Troubleshooting "504 Gateway Timeout" and "TaskCanceledException" in Azure APIs
Fix Azure API timeout errors (504, 408) by extending APIM forward-request timeouts, implementing async polling patterns, and resolving SNAT exhaustion.
- Azure API Management (APIM) enforces a strict 20-second default timeout for backend requests.
- Azure App Service and its underlying Load Balancer have a hardcoded, unchangeable 230-second idle timeout.
- Client-side TaskCanceledExceptions in .NET typically occur because the default HttpClient timeout is 100 seconds.
- Quick fix: Increase the forward-request timeout in APIM or implement an Asynchronous Request-Reply (202 Accepted) pattern for long-running processes.

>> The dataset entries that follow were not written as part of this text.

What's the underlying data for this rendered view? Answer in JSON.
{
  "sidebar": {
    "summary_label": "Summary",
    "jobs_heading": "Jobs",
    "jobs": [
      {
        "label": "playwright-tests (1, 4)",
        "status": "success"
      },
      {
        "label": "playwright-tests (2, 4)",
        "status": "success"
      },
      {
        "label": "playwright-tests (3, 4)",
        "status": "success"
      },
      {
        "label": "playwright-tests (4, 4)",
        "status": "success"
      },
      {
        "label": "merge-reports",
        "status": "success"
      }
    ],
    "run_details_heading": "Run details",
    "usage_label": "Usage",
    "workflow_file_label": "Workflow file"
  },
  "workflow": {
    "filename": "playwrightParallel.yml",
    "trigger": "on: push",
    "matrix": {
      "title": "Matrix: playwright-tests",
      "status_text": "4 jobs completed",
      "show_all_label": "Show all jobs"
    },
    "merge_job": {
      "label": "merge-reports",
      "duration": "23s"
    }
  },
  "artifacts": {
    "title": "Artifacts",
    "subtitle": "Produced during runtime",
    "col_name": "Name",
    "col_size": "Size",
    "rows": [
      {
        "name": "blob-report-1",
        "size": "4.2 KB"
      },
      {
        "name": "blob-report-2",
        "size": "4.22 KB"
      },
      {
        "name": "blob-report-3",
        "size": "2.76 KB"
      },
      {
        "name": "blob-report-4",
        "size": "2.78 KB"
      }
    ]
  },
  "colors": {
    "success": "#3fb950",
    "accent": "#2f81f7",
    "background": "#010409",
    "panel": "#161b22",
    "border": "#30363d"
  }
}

| Method | When to Use | Time to Implement | Risk Level |
|---|---|---|---|
| Increase APIM <forward-request> timeout | When backend responses take between 20s and 230s. | 5 minutes | Low |
| Async Request-Reply Pattern (202 Accepted) | For complex tasks inherently taking longer than 230 seconds. | Hours to Days | High (Requires architecture changes) |
| Use IHttpClientFactory (Fix SNAT Exhaustion) | When facing intermittent socket/connection errors under load. | 1-2 hours | Medium |
| Scale Up/Out App Service Plan | When CPU/Memory exhaustion is dragging down response times. | 10 minutes | Low (Increases monthly cost) |
Understanding the Error
When working with Azure APIs—whether through Azure API Management (APIM), Azure App Services, or Azure Functions—one of the most common and frustrating issues is encountering timeout errors. These typically manifest as 504 Gateway Timeout, 408 Request Timeout, or in .NET applications as a TaskCanceledException: A task was canceled.
The root cause fundamentally stems from a mismatch between how long a client (or intermediary proxy like APIM) is willing to wait and how long the backend service takes to generate a response. Azure enforces several hard and soft limits across its networking stack to prevent resource exhaustion and ensure system stability.
Key Timeout Limits in Azure
- Azure API Management (APIM): By default, APIM waits 20 seconds for a backend service to respond. If the backend doesn't reply within this window, APIM terminates the connection and returns a
500 Internal Server Erroror504 Gateway Timeoutto the client, accompanied by anOperationCanceledExceptionin the APIM logs. - Azure App Service & Azure Load Balancer: The Azure Load Balancer sitting in front of App Services has a hardcoded, unchangeable idle timeout of 230 seconds (3 minutes and 50 seconds). If your application takes longer than this to return the first byte of data, the load balancer will drop the connection, and the client will receive a
500 Server Erroror a network connection reset. - HttpClient Default Timeout: If you are calling an Azure API from a .NET client, the default
HttpClient.Timeoutis 100 seconds.
Step 1: Diagnose the Timeout
Before applying a fix, you must pinpoint where the timeout is occurring. Is it in APIM, the App Service, or the database?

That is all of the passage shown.